SLURM notes
The compute cluster at HMS uses SLURM as a job scheduler. It has taken be a good 6 months of working on the cluster on and off to have gotten efficient at using it as a compute cluster and not just a high powered node on the interactive partition.
The painful part of the tooling in bioinformatics is that a lot of the pipelines eventually involve R, and R packages are really not meant to be run as scripts. I am still struggling to find a way of running R scripts with easy debugging from the command line.
Useful bash aliases
alias sint="srun --pty -p interactive -t 0-2:00 --mem 2G -c 2 /bin/bash"
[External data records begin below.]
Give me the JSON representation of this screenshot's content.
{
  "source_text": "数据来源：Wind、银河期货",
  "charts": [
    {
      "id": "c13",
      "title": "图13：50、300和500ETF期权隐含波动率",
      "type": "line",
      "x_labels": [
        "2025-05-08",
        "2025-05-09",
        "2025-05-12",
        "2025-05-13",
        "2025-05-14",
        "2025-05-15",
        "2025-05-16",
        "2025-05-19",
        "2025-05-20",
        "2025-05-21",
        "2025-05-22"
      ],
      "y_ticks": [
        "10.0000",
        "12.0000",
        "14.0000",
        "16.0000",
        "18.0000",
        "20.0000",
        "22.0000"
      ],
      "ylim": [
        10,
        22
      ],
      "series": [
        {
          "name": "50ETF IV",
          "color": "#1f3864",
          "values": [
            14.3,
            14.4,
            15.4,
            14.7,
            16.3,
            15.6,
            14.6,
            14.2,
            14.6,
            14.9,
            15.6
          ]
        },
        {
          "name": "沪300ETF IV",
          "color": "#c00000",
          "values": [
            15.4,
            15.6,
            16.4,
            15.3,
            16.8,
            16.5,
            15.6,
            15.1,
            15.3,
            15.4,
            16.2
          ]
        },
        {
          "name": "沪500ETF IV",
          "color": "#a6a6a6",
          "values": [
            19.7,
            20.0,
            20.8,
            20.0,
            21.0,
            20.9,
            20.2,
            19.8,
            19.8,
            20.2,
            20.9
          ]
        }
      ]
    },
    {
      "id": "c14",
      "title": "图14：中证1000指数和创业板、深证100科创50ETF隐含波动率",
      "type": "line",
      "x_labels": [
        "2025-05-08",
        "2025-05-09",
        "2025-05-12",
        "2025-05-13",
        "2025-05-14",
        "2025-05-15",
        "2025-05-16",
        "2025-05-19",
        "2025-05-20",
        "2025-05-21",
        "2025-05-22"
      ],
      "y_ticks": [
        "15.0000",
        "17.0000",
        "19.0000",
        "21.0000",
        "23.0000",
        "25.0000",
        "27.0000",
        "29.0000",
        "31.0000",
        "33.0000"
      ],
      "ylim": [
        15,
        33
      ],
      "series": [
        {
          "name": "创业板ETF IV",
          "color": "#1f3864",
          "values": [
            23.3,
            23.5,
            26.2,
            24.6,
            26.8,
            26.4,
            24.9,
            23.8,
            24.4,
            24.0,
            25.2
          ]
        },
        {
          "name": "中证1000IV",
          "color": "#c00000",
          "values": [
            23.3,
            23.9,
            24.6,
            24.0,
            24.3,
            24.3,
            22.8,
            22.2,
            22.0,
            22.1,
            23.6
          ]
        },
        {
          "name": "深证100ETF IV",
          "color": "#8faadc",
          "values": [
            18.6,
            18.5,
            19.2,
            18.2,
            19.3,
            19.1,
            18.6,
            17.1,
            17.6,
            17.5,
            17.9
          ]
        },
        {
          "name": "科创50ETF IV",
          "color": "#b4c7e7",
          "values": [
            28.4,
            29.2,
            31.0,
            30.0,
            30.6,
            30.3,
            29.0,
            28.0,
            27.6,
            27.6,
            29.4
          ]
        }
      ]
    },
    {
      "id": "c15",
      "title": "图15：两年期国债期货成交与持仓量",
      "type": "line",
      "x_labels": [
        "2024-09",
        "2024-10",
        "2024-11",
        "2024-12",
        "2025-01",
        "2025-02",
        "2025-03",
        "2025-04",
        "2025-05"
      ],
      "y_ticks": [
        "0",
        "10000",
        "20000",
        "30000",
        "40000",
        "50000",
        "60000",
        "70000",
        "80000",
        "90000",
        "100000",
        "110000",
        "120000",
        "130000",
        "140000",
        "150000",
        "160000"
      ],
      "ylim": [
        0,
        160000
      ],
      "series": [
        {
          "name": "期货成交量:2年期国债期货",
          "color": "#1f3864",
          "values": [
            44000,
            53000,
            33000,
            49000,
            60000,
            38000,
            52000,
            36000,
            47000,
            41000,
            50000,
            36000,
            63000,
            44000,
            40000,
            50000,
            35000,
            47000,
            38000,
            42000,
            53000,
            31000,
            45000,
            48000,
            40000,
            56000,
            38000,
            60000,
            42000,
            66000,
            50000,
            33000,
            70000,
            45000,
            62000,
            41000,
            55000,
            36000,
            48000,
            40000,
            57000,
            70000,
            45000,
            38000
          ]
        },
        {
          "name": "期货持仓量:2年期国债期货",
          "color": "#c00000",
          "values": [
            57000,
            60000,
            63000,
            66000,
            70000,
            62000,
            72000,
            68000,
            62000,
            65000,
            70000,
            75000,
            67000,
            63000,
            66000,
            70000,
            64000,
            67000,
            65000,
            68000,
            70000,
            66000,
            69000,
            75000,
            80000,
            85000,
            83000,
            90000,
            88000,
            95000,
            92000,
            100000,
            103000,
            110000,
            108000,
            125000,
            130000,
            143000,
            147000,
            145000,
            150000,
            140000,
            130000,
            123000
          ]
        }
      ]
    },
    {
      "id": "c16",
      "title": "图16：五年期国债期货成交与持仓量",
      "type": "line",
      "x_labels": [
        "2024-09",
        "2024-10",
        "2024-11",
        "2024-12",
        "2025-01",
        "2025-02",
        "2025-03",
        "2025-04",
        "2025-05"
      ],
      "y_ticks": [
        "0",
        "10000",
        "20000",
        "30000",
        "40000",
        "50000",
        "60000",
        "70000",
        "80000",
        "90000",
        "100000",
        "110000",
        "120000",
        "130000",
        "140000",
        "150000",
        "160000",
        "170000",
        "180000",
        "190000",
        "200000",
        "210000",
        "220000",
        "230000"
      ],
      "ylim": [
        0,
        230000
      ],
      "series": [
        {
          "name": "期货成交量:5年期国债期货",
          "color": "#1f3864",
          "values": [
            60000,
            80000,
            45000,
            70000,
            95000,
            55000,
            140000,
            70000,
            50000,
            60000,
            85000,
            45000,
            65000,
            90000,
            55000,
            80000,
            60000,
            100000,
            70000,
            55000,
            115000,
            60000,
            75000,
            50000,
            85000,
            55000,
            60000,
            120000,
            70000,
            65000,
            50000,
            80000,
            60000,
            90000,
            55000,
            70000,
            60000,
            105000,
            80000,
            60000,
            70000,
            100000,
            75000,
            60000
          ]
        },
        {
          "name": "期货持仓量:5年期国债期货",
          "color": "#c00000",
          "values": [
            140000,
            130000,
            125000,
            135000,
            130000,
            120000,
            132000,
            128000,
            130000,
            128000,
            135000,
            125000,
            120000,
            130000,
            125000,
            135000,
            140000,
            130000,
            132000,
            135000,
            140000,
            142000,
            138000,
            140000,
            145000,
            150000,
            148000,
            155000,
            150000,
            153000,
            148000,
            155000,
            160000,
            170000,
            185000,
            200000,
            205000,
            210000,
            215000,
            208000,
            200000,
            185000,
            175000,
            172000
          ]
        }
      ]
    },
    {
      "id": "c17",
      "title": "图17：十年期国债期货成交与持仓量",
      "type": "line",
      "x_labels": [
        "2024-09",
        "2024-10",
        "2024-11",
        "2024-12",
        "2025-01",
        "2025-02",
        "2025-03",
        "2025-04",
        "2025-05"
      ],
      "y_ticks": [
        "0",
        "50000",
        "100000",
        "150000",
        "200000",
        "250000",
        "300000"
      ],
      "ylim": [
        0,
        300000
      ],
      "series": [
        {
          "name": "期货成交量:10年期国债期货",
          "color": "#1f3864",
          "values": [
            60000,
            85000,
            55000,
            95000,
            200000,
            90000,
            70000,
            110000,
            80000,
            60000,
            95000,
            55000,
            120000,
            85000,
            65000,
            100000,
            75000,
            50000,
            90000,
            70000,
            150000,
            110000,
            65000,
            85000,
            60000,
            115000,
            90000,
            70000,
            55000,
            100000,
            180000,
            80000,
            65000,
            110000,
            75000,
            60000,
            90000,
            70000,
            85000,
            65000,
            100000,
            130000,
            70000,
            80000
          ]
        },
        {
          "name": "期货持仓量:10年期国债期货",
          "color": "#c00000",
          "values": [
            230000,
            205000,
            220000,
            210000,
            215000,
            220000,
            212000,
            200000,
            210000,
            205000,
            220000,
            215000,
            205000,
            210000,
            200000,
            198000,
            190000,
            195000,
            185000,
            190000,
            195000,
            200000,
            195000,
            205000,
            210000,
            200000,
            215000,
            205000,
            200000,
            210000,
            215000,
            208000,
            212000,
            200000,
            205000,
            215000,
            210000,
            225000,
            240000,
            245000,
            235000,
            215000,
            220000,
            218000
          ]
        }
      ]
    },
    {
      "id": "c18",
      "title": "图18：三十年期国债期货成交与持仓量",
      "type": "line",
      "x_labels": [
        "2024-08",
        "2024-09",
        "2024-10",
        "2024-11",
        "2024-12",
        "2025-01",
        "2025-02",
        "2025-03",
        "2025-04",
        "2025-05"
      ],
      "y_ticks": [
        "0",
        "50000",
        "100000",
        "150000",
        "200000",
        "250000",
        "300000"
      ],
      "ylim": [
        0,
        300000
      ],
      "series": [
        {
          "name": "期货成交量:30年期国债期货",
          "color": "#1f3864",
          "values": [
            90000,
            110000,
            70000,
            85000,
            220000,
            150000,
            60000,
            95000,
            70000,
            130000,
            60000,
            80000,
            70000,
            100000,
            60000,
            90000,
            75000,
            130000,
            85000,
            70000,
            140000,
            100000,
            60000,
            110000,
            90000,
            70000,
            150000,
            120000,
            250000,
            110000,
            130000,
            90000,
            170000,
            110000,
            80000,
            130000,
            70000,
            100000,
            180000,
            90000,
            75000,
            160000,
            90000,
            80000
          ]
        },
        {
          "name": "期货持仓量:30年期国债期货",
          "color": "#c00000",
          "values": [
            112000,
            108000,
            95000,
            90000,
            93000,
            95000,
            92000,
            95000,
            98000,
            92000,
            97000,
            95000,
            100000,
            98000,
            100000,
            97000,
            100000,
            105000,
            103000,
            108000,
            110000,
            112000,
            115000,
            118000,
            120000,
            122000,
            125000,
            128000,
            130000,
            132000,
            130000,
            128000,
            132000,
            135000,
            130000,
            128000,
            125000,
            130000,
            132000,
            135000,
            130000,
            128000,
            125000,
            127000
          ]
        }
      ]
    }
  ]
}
alias ws="watch squeue -u $(whomai)"
Snakefile cluster config
{
"__default__" :
{
"n" : 1,
"c" : 1,
"p" : "short",
"mem" : "4G",
"t" : "0-0:30"
},
"metaspades" :
{
"c" : 4,
"mem" : "8G",
"t" : "0-0:45"
},
"cutadapt" :
{
"c" : 4,
"mem" : "2G",
"t" : "0-1:00"
},
"kraken2" :
{
"c" : 4,
"mem" : "64G",
"t" : "0-0:30"
},
"usearch" :
{
"t" : "0-1:00"
},
"blca" :
{
"mem" : "8G",
"t" : "0-1:00"
},
"bowtie2" :
{
"c" : 8,
"mem" : "8G",
"t" : "0-0:30"
},
"blastn" :
{
"c" : 6,
"t" : "0-"
}
}
And finally this is a useful sbatch template which sends you an email when the job finishes.
#!/bin/bash
#SBATCH -p short
#SBATCH -t 0-1:0:0
#SBATCH -c 4
#SBATCH --mem=16G
#SBATCH -o %j.out ## %j uses job id
#SBATCH -e %j.err ##
#SBATCH --mail-user=you@email.id
#SBATCH --mail-type=END
# module load commands
YOUR COMMAND HERE